Books and a virtual read-along

If you give a book, buy two. Then you can schedule time to read through the book together. If you choose a chapter book, you can set regular times to get together and read aloud or recount the happenings book-club style.

Subscription boxes

No matter what the child in your life is interested in, there is a subscription box for them. There are geography, STEM, art, baking, coding, fashion and sock subscriptions. Sure, these boxes have stuff in them, but you can keep it collaborative. When they finish an activity, they can share their accomplishments with you.

Passes to spring activities

With any luck (and science), the spring and summer of 2021 will be a time when we can re-engage in group activities. Until then, you can give passes to zoos, go-carts or other outdoor attractions. The great thing about this gift is it has the promise of gathering.

Winter sports gear

Sleds, snowshoes, skis, snowboards and other get-outside gear will be great gifts this year.
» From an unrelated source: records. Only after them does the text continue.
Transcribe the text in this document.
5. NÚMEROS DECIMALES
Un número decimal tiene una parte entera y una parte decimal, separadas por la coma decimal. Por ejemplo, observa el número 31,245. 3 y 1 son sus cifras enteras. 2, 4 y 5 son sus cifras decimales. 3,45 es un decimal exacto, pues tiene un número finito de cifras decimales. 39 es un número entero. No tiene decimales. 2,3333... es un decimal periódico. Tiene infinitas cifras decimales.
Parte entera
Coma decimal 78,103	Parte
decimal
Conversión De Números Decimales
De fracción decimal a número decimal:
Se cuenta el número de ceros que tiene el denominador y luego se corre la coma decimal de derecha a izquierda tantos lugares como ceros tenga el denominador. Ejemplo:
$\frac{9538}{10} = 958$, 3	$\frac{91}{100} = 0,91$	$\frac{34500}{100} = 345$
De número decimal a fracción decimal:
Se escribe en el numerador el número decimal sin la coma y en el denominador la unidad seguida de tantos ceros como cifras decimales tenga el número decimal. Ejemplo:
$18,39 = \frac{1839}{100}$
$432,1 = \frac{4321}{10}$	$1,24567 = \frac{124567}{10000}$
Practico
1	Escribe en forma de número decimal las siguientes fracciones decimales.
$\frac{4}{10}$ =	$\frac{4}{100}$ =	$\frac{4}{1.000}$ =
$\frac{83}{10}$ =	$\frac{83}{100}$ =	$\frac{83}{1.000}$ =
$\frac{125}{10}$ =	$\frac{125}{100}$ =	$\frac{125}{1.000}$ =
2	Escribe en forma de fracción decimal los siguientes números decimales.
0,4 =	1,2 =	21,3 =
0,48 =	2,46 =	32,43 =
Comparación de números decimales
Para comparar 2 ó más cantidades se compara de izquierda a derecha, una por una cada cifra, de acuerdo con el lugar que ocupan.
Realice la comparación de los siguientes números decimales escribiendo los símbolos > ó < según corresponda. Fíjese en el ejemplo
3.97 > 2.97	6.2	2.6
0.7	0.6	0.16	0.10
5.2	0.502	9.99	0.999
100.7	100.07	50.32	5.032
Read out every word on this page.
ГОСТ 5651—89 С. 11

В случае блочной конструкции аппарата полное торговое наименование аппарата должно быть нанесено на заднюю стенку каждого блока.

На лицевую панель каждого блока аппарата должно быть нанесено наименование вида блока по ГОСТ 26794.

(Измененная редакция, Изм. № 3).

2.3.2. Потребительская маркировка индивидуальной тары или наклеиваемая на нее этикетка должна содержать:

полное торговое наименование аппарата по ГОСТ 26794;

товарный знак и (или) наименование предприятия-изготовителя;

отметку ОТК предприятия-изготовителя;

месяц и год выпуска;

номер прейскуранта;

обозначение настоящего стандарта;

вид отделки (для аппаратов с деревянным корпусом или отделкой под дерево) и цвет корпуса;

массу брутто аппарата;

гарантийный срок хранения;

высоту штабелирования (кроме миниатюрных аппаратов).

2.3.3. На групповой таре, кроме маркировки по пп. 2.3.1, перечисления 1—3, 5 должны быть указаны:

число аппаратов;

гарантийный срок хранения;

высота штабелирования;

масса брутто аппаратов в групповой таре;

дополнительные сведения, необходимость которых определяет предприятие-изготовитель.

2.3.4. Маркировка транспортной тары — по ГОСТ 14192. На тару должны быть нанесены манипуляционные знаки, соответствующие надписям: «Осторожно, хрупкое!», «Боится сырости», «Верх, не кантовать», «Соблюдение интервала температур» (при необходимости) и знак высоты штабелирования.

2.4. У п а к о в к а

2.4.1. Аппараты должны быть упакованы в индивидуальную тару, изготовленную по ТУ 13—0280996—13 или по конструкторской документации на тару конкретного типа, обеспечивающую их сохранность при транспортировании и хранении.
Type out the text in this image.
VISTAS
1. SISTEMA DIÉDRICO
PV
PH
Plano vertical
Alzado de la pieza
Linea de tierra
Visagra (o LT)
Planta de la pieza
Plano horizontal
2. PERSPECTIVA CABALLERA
Whether or not you use the stuff together is up to you, but every time the kids have fun, they will remember where that fun came from.

Virtual lessons

If you have a talent, virtually share it with your favorite kid(s). Similarly, you can buy them virtual lessons. Whether it’s lessons in violin, yoga, cooking or martial arts, this gift will engage a child who misses socialization.

Virtual movie night

Instead of buying something, you can arrange to watch the same movies on the same nights as the kids. Then, you can set up a video call and watch the “movie” together. If you don’t want to do a video call, you can talk after about your favorite parts of the movie after it’s done.

Virtual craft night

You can make or buy craft kits for yourself and the kids in your life. Then you can have video calls and craft together or meet after to show off your crafts.

So, when you find yourself trying to stay present while being far apart, don’t let stuff be your go-to remedy. If you don’t like these options, let them serve as a starting point. Challenge yourself to come up with creative ways to give the gift of time this year. Time is the very best way to express your love. And, for all its foibles, 2020 gives you the opportunity to share that life lesson with the ones you love.